The popularity of electronic health records (EHRs) has reached a pinnacle. EHRs are a topic of national debate, presidential candidates’ platforms, and editorials in major newspapers. Trade show agendas, once dedicated solely to clinical, advocacy, and leadership topics, are seeking to educate addiction treatment providers on the need for, and challenges and benefits of, the EHR. Yet the topic of technology to many in the helping professions is daunting enough without the added complexity of many of the latest topics, such as regional health information organizations (RHIOs), interoperability, and national data standards. Many addiction treatment providers are seriously wondering what the simple rewards for this major capital purchase are.
The successful implementation of an EHR allows a provider to operate on a new plateau. New-found efficiency includes reduction of documentation time, immediate access to patient data, improved cash flow, streamlined clinical work flow, increased reimbursement, and detailed real-time aggregate reporting. Inpatient facilities experience automated medication ordering and administration that drastically improve safety processes. Believe it or not, despite all the techno-garble, EHRs truly enhance quality of care and ultimately reduce the cost of care delivery. Let's review some basic returns of a move from paper to electronic.
A Harvard Medical publication stated, “Such a structure [paper] is inherently costly to administer—the share of US expenditures devoted to administration is variously estimated at one-fourth to one-fifth of the health dollar.”1 Paper charts complicate data collection and require standard data to be collected at each point of the client's service. The preadmission and intake processes often have to be repeated, meaning clients are asked time-consuming questions again and again; this leads to client frustration.
Yet an EHR allows organizations to collect data only once. The impact of this on a once paper-based system is profound. A well-designed, EHR-based clinical work flow moves a patient through the preadmission, intake, treatment, and discharge processes without requiring data entry to be repeated. A major service of addiction treatment providers is group therapy. EHRs allow entry of group notes in a process that populates all group attendee notes with required documentation. Clinicians no longer are forced to hunt for all attendee charts or to open each chart to make the note.
Not only do EHRs allow data to be collected only once, the data are available everywhere. With paper records, the client's ID and name have to be entered on each form, a tedious task eliminated by EHRs, which can place such information wherever and whenever desired. When this simple yet often overlooked benefit is applied to the area of medication, all clinicians are immediately made aware that a patient medication has been received/not received. The availability of data has a major impact on staff communication, but it is when that data is critical that we experience the true impact of immediate availability.

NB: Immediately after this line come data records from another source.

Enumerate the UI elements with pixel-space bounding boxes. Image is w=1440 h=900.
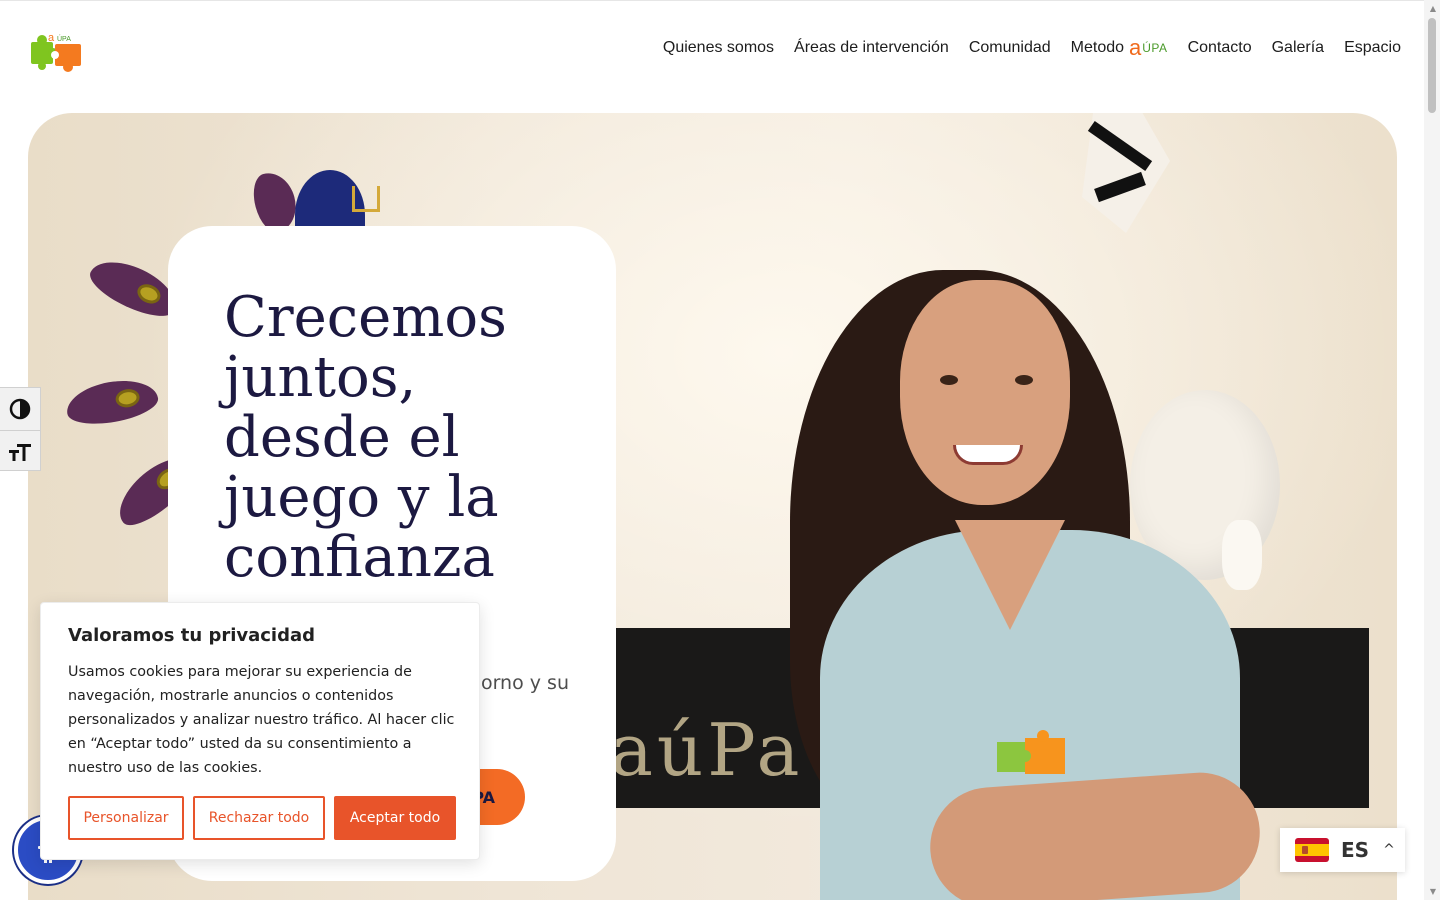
leaf-eye [114, 387, 141, 410]
contrast-toggle-button[interactable] [0, 388, 40, 430]
cookie-actions: Personalizar Rechazar todo Aceptar todo [68, 796, 456, 840]
nav-label: Metodo [1070, 39, 1125, 56]
nav-galeria[interactable]: Galería [1272, 39, 1324, 57]
nav-areas-intervencion[interactable]: Áreas de intervención [794, 39, 949, 57]
nav-label: Contacto [1187, 39, 1252, 56]
language-switcher[interactable]: ES ^ [1280, 828, 1405, 872]
accept-all-button[interactable]: Aceptar todo [334, 796, 456, 840]
nav-contacto[interactable]: Contacto [1188, 39, 1252, 57]
brand-upa-mark: ÚPA [1142, 41, 1168, 55]
scrollbar-thumb[interactable] [1428, 18, 1436, 113]
nav-label: Espacio [1344, 39, 1401, 56]
therapist-face [900, 280, 1070, 505]
svg-text:ÚPA: ÚPA [57, 34, 71, 43]
svg-text:a: a [48, 32, 55, 44]
cookie-description: Usamos cookies para mejorar su experienc… [68, 664, 455, 776]
scroll-down-arrow-icon[interactable]: ▼ [1430, 887, 1436, 896]
page-scrollbar[interactable]: ▲ ▼ [1424, 0, 1440, 900]
nav-label: Galería [1271, 39, 1325, 56]
bird-crown-decoration [352, 186, 380, 212]
brand-a-mark: a [1129, 35, 1142, 60]
lion-snout [1222, 520, 1262, 590]
therapist-eye [1015, 375, 1033, 385]
reject-all-button[interactable]: Rechazar todo [193, 796, 325, 840]
customize-cookies-button[interactable]: Personalizar [68, 796, 184, 840]
spain-flag-icon [1295, 838, 1329, 862]
language-code: ES [1341, 838, 1370, 862]
nav-label: Comunidad [968, 39, 1051, 56]
therapist-eye [940, 375, 958, 385]
hero-title: Crecemos juntos, desde el juego y la con… [224, 285, 507, 590]
therapist-smile [953, 445, 1023, 465]
scroll-up-arrow-icon[interactable]: ▲ [1430, 4, 1436, 13]
chalk-lettering: aúPa [610, 708, 804, 792]
aupa-logo[interactable]: a ÚPA [29, 30, 85, 74]
cookie-title: Valoramos tu privacidad [68, 625, 316, 646]
site-header: a ÚPA Quienes somos Áreas de intervenció… [0, 0, 1440, 113]
accessibility-toolbar [0, 387, 41, 471]
contrast-icon [9, 398, 31, 420]
chevron-up-icon: ^ [1383, 842, 1395, 858]
therapist-neckline [955, 520, 1065, 630]
puzzle-logo-badge [997, 730, 1065, 774]
nav-label: Áreas de intervención [794, 39, 949, 56]
main-nav: Quienes somos Áreas de intervención Comu… [663, 37, 1401, 59]
nav-espacio[interactable]: Espacio [1344, 39, 1401, 57]
font-size-icon [9, 443, 31, 461]
therapist-arms [926, 768, 1264, 900]
nav-comunidad[interactable]: Comunidad [969, 39, 1051, 57]
nav-metodo-aupa[interactable]: Metodo a ÚPA [1071, 37, 1168, 59]
nav-quienes-somos[interactable]: Quienes somos [663, 39, 774, 57]
nav-label: Quienes somos [662, 39, 775, 56]
cookie-consent-banner: Valoramos tu privacidad Usamos cookies p… [40, 602, 480, 860]
font-size-toggle-button[interactable] [0, 430, 40, 472]
leaf-eye [134, 280, 164, 308]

Another basic benefit of EHRs is related to the storage and maintenance of charts. A client record is the only source of a patient's data an organization has to use as a tool in service delivery, yet in paper-based systems often the chart is not available when needed. In organizations with multiple sites, using paper-based charts as a real-time reference often is difficult or impossible. Staff members have to shuttle paper charts between buildings in an attempt to follow the point of service, but they often are far behind, meaning charts are not available to clinicians. Having only limited access to key data increases the risk of error and exposes organizations to potential privacy/security breaches.
Maintaining paper-based records is a drain on productivity and a financial drain. Paper records are estimated to cost approximately $8 annually per record to maintain. Storage areas need to be maintained according to state, federal, and accreditation requirements. Storage policies typically require tracking, audit trails, and supervision, all of which are costly to organizations, add further human intervention, and increase expenditures in most instances. In comparison, electronically storing data is extremely cheap and compact. For example, a single computer CD can store in the region of 600 MB, equivalent to some 100,000 pages of text or about 200 large textbooks that would need more than 64 feet of shelf space.
HIPAA compliance requires organizations to adhere to not only technical security policies, but also administrative policies difficult to abide by with paper charts. An EHR is easily copied and stored off-site with minimal inconvenience to the organization; this allows for effective and sound disaster recovery policies mandated by HIPAA. No disaster recovery plan can retrieve destroyed paper records: The record itself likely is the only copy that exists, as duplication of paper records is extremely costly and counterproductive to a streamlined work flow (i.e., as streamlined as a paper-based system can be).
Aside from the revolutionary way EHRs can change administrative practices, an automated chart offers a better quality tool for professional documentation. Once patient data are entered in an EHR, the documentation is available to all clinicians connected to the central database, while a paper chart is viewable by only one staff member at a time. An EHR eliminates the possibilities of losing the chart, missing data, and illegible entries. The data screens are structured templates that provide legible, easily attainable, and directed data.